I have no idea why it's insanely praised among programmers (written in Rust, btw) and it's being constantly adopted as a replacement to other languages... guess I'll have to learn it by a way or another? Really?

I like Rust, don't get me wrong, but I do not enjoy how Cargo works. Add a dependency is as easy as running a command in the terminal. Does it bring one dependency? Yes, but it does also have dependencies. So in the end you added one, and you got 20. The result? Your program was compiling in a blink, now it takes 2 minutes. Have I mentioned that developers may create APIs in the license they want? Then, you are working in a closed sourced project, and then, you accidentally got a GPL library in it...

We got a modern language and modern issues. Not going to Rust, I guess. Maybe I'll stick with the old and very well known UBs in C already documentated over decades by experts exploring the language.

Conclusion

So I've onboarded all the languages I've tried and know a little bit about. Surely there are plenties of others. I'm developing CLIs, so I don't have to bother about languages like Haskell, Lisp, Erlang, Elixir, OCaml and many others.

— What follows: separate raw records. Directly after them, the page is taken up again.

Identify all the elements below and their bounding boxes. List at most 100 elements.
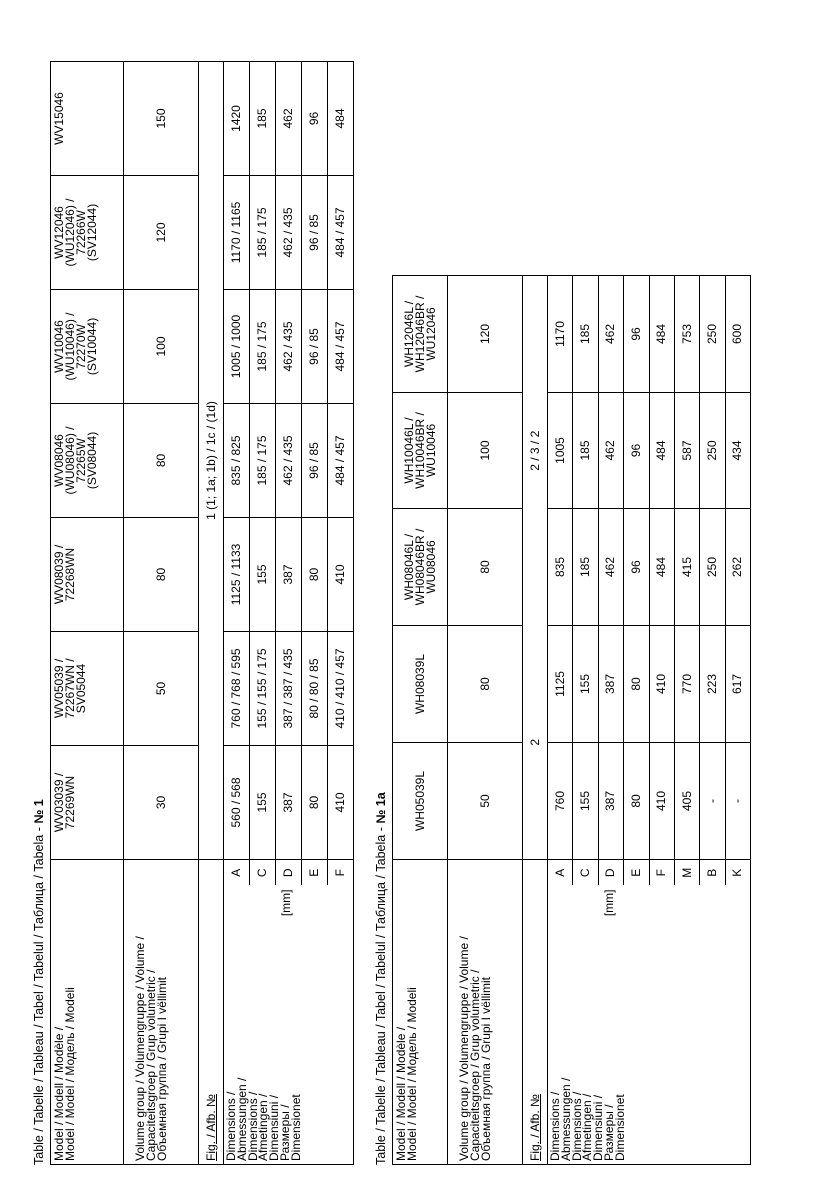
fig-label: Fig. / Afb. № <box>203 1094 218 1161</box>
dimension-value: 185 / 175 <box>249 289 276 404</box>
dimension-value: 262 <box>725 508 751 626</box>
model-cell: WV15046 <box>50 61 124 176</box>
dimension-value: 484 <box>649 275 675 393</box>
dimension-value: 155 <box>572 625 599 743</box>
dimension-value: 484 / 457 <box>327 403 354 518</box>
dimension-row: Dimensions / Abmessungen / Dimensions / Afm… <box>547 275 751 1165</box>
model-name-line: WU10046 <box>423 423 438 478</box>
model-label-line: Model / Model / Модель / Modeli <box>63 987 77 1161</box>
dimension-value: 387 <box>275 745 302 860</box>
dimension-value: 185 <box>572 275 599 393</box>
header-row: Model / Modell / Modèle / Model / Model /… <box>392 275 448 1165</box>
dimension-letter: M <box>674 859 700 886</box>
table-1a-block: Table / Tabelle / Tableau / Tabel / Tabe… <box>370 275 751 1165</box>
model-name-line: WH08039L <box>412 653 427 715</box>
dimension-value: 223 <box>699 625 726 743</box>
volume-value: 30 <box>123 745 199 860</box>
volume-value: 50 <box>447 742 523 860</box>
dimension-value: 80 <box>301 517 328 632</box>
dimensions-label-cell: Dimensions / Abmessungen / Dimensions / Afm… <box>223 885 354 1165</box>
model-cell: WH05039L <box>392 742 448 860</box>
dimension-letter: B <box>699 859 726 886</box>
dimension-value: 387 <box>598 625 624 743</box>
dimension-value: 760 / 768 / 595 <box>223 631 250 746</box>
dimension-value: 185 / 175 <box>249 175 276 290</box>
fig-value: 1 (1; 1a; 1b) / 1c / (1d) <box>198 61 224 860</box>
title-number: № 1a <box>374 792 388 824</box>
dimension-value: 1125 / 1133 <box>223 517 250 632</box>
dimension-value: 80 <box>301 745 328 860</box>
dimension-value: 410 <box>649 625 675 743</box>
dimension-row: Dimensions / Abmessungen / Dimensions / Afm… <box>223 61 354 1165</box>
model-cell: WH12046L / WH12046BR / WU12046 <box>392 275 448 393</box>
fig-row: Fig. / Afb. № 2 2 / 3 / 2 <box>522 275 548 1165</box>
dimension-value: 587 <box>674 392 700 509</box>
dimension-value: 185 <box>249 61 276 176</box>
model-label-cell: Model / Modell / Modèle / Model / Model /… <box>392 859 448 1165</box>
dimension-value: 410 <box>327 517 354 632</box>
dimension-value: 405 <box>674 742 700 860</box>
dimension-letter: D <box>598 859 624 886</box>
dimension-value: 96 / 85 <box>301 289 328 404</box>
model-name-line: 72269WN <box>63 775 77 830</box>
table-1a: Model / Modell / Modèle / Model / Model /… <box>392 275 751 1165</box>
model-name-line: WU12046 <box>423 307 438 361</box>
header-row: Model / Modell / Modèle / Model / Model /… <box>50 61 124 1165</box>
dimension-value: 415 <box>674 508 700 626</box>
volume-value: 100 <box>447 392 523 509</box>
dimension-value: 80 <box>623 742 650 860</box>
table-1-title: Table / Tabelle / Tableau / Tabel / Tabe… <box>28 62 50 1165</box>
title-prefix: Table / Tabelle / Tableau / Tabel / Tabe… <box>32 823 46 1165</box>
dimension-letter: A <box>547 859 573 886</box>
model-cell: WV10046 (WU10046) /72270W (SV10044) <box>50 289 124 404</box>
table-1-block: Table / Tabelle / Tableau / Tabel / Tabe… <box>28 61 354 1165</box>
dimension-value: 1170 <box>547 275 573 393</box>
dimension-value: 96 <box>301 61 328 176</box>
model-name-line: (SV08044) <box>85 431 99 490</box>
model-cell: WV08046 (WU08046) /72265W (SV08044) <box>50 403 124 518</box>
dimension-value: 250 <box>699 508 726 626</box>
dimension-value: - <box>699 742 726 860</box>
dimension-value: 760 <box>547 742 573 860</box>
dimension-value: 484 / 457 <box>327 175 354 290</box>
dimension-value: 250 <box>699 392 726 509</box>
dimension-value: 1125 <box>547 625 573 743</box>
volume-value: 100 <box>123 289 199 404</box>
model-cell: WV08039 /72268WN <box>50 517 124 632</box>
dimension-value: 835 / 825 <box>223 403 250 518</box>
model-name-line: 72268WN <box>63 547 77 602</box>
dimension-value: 96 <box>623 508 650 626</box>
model-label-cell: Model / Modell / Modèle / Model / Model /… <box>50 859 124 1165</box>
dimensions-label-cell: Dimensions / Abmessungen / Dimensions / Afm… <box>547 885 751 1165</box>
model-name-line: (SV12044) <box>85 203 99 262</box>
model-name-line: SV05044 <box>74 663 88 714</box>
dimension-value: 1420 <box>223 61 250 176</box>
dimension-value: 155 / 155 / 175 <box>249 631 276 746</box>
model-name-line: WU08046 <box>423 540 438 594</box>
volume-value: 80 <box>123 517 199 632</box>
unit-label: [mm] <box>279 889 293 917</box>
dimension-letter: C <box>249 859 276 886</box>
fig-label: Fig. / Afb. № <box>527 1094 542 1161</box>
volume-value: 120 <box>447 275 523 393</box>
dimensions-label-line: Dimensionet <box>612 1094 627 1161</box>
dimension-value: 96 <box>623 392 650 509</box>
volume-label-cell: Volume group / Volumengruppe / Volume / C… <box>447 859 523 1165</box>
title-number: № 1 <box>32 799 46 824</box>
dimension-value: 1170 / 1165 <box>223 175 250 290</box>
dimension-value: 80 / 80 / 85 <box>301 631 328 746</box>
dimension-value: 410 <box>327 745 354 860</box>
volume-label-line: Объемная группа / Grupi I vëllimit <box>155 977 169 1161</box>
dimension-letter: D <box>275 859 302 886</box>
unit-label: [mm] <box>601 889 616 917</box>
volume-row: Volume group / Volumengruppe / Volume / C… <box>447 275 523 1165</box>
dimension-value: 155 <box>249 517 276 632</box>
dimension-value: 462 <box>598 392 624 509</box>
dimension-value: 462 <box>598 508 624 626</box>
dimension-value: 80 <box>623 625 650 743</box>
dimension-value: 462 / 435 <box>275 289 302 404</box>
dimension-value: 155 <box>249 745 276 860</box>
dimension-value: 387 <box>275 517 302 632</box>
dimension-letter: A <box>223 859 250 886</box>
dimension-value: 462 <box>275 61 302 176</box>
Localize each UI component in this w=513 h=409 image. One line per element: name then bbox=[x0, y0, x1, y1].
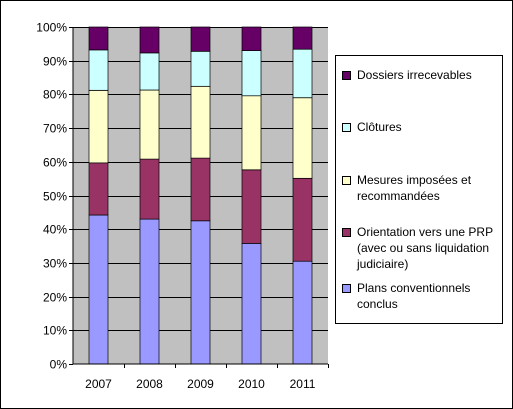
bar-segment bbox=[190, 157, 211, 222]
bar-segment bbox=[88, 49, 109, 91]
legend-item-clotures: Clôtures bbox=[342, 119, 498, 135]
x-axis-ticks: 2007 2008 2009 2010 2011 bbox=[85, 364, 329, 391]
bar-segment bbox=[139, 218, 160, 365]
bar-segment bbox=[190, 85, 211, 159]
legend-label: Clôtures bbox=[357, 120, 402, 134]
bar-segment bbox=[241, 169, 262, 244]
legend-swatch bbox=[342, 228, 351, 237]
legend-label: Mesures imposées et recommandées bbox=[357, 173, 472, 203]
bar-segment bbox=[241, 26, 262, 51]
bar-segment bbox=[241, 95, 262, 171]
y-tick-label: 90% bbox=[43, 55, 67, 69]
bar-segment bbox=[88, 90, 109, 164]
bar-segment bbox=[139, 89, 160, 160]
bar-segment bbox=[292, 48, 313, 99]
legend-item-dossiers-irrecevables: Dossiers irrecevables bbox=[342, 67, 498, 83]
y-tick-label: 70% bbox=[43, 122, 67, 136]
bar-segment bbox=[292, 97, 313, 179]
x-tick-label: 2008 bbox=[136, 377, 163, 391]
legend-label: Plans conventionnels conclus bbox=[357, 281, 471, 311]
bar-segment bbox=[88, 214, 109, 365]
legend-swatch bbox=[342, 176, 351, 185]
bar-segment bbox=[190, 50, 211, 87]
legend-swatch bbox=[342, 284, 351, 293]
x-tick-label: 2010 bbox=[238, 377, 265, 391]
bar-segment bbox=[88, 26, 109, 51]
bar-segment bbox=[139, 26, 160, 54]
bar-segment bbox=[139, 158, 160, 220]
legend-label: Dossiers irrecevables bbox=[357, 68, 472, 82]
y-tick-label: 40% bbox=[43, 223, 67, 237]
y-tick-label: 10% bbox=[43, 324, 67, 338]
x-tick-label: 2009 bbox=[187, 377, 214, 391]
bar-segment bbox=[292, 260, 313, 365]
x-tick-label: 2007 bbox=[85, 377, 112, 391]
bars bbox=[88, 26, 313, 365]
bar-segment bbox=[292, 26, 313, 50]
bar-segment bbox=[241, 243, 262, 365]
y-tick-label: 60% bbox=[43, 156, 67, 170]
bar-segment bbox=[190, 220, 211, 365]
x-tick-label: 2011 bbox=[290, 377, 316, 391]
legend-swatch bbox=[342, 123, 351, 132]
bar-segment bbox=[190, 26, 211, 52]
y-tick-label: 30% bbox=[43, 257, 67, 271]
y-tick-label: 100% bbox=[36, 21, 67, 35]
y-axis-ticks: 0% 10% 20% 30% 40% 50% 60% 70% 80% 90% 100% bbox=[36, 21, 73, 372]
bar-segment bbox=[139, 52, 160, 91]
y-tick-label: 0% bbox=[50, 358, 68, 372]
bar-segment bbox=[241, 50, 262, 97]
legend-label: Orientation vers une PRP (avec ou sans l… bbox=[357, 225, 494, 271]
bar-segment bbox=[292, 177, 313, 262]
legend-item-plans-conventionnels: Plans conventionnels conclus bbox=[342, 280, 498, 312]
legend-swatch bbox=[342, 71, 351, 80]
y-tick-label: 80% bbox=[43, 88, 67, 102]
legend: Dossiers irrecevables Clôtures Mesures i… bbox=[335, 55, 503, 324]
legend-item-orientation-prp: Orientation vers une PRP (avec ou sans l… bbox=[342, 224, 498, 272]
y-tick-label: 50% bbox=[43, 190, 67, 204]
y-tick-label: 20% bbox=[43, 291, 67, 305]
bar-segment bbox=[88, 162, 109, 216]
legend-item-mesures-imposees: Mesures imposées et recommandées bbox=[342, 172, 498, 204]
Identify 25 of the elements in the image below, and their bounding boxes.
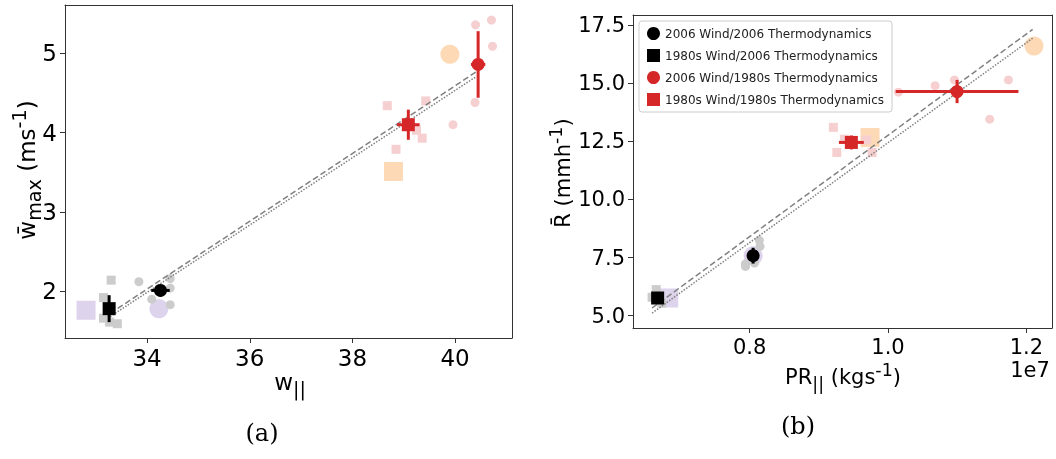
legend-label: 1980s Wind/2006 Thermodynamics bbox=[665, 48, 878, 63]
text: (a) bbox=[245, 419, 279, 447]
y-tick-label: 2 bbox=[42, 278, 57, 305]
y-tick-label: 12.5 bbox=[578, 129, 625, 154]
x-tick-label: 1.2 bbox=[1009, 334, 1044, 359]
x-tick-label: 1.0 bbox=[871, 334, 905, 359]
y-tick-label: 15.0 bbox=[578, 71, 625, 96]
y-tick-label: 17.5 bbox=[578, 13, 625, 37]
x-axis-title: w$_{||}$ bbox=[274, 369, 306, 401]
y-tick-label: 7.5 bbox=[591, 245, 625, 270]
x-axis-title: PR$_{||}$ (kgs$^{-1}$) bbox=[784, 360, 902, 394]
legend-label: 2006 Wind/1980s Thermodynamics bbox=[665, 70, 878, 85]
x-tick-label: 34 bbox=[132, 344, 162, 371]
x-tick-label: 40 bbox=[440, 344, 470, 371]
y-tick-label: 5.0 bbox=[591, 303, 625, 328]
legend-label: 1980s Wind/1980s Thermodynamics bbox=[665, 92, 885, 107]
x-tick-label: 36 bbox=[235, 344, 265, 371]
x-tick-label: 0.8 bbox=[732, 334, 767, 359]
legend-label: 2006 Wind/2006 Thermodynamics bbox=[665, 26, 872, 41]
text: 1e7 bbox=[1010, 358, 1050, 382]
text: (b) bbox=[780, 412, 816, 440]
y-tick-label: 5 bbox=[42, 40, 57, 67]
y-tick-label: 10.0 bbox=[578, 187, 625, 212]
y-tick-label: 3 bbox=[42, 198, 57, 225]
x-tick-label: 38 bbox=[337, 344, 368, 371]
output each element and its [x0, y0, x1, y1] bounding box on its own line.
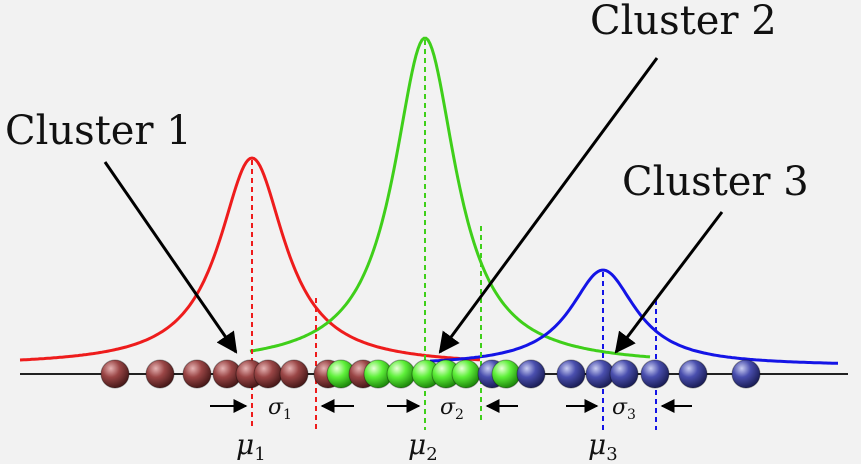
sigma-2-label: σ2 — [440, 395, 464, 423]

Choosing a language is more about: This is the right language for the job, rather than just do it in Rust or JavaScript. It may feel very hard to pick one, and that's true. That's also another reason why I've chosen C. All the other languages offer some sort of compatibility with the C ABI, somehow, so learning C is a step to any other language.

After a quite long journey, that took me some several months trying, researching and exploring these languages, I landed on C. The only programming languages that are appealling enough to me are Zig and Odin.

That's my view for these languages, from the perspective of a non-programmer human with no real job at IT and no CS degree. Hope you enjoyed it.

This post is licensed under CC BY 4.0 by the author.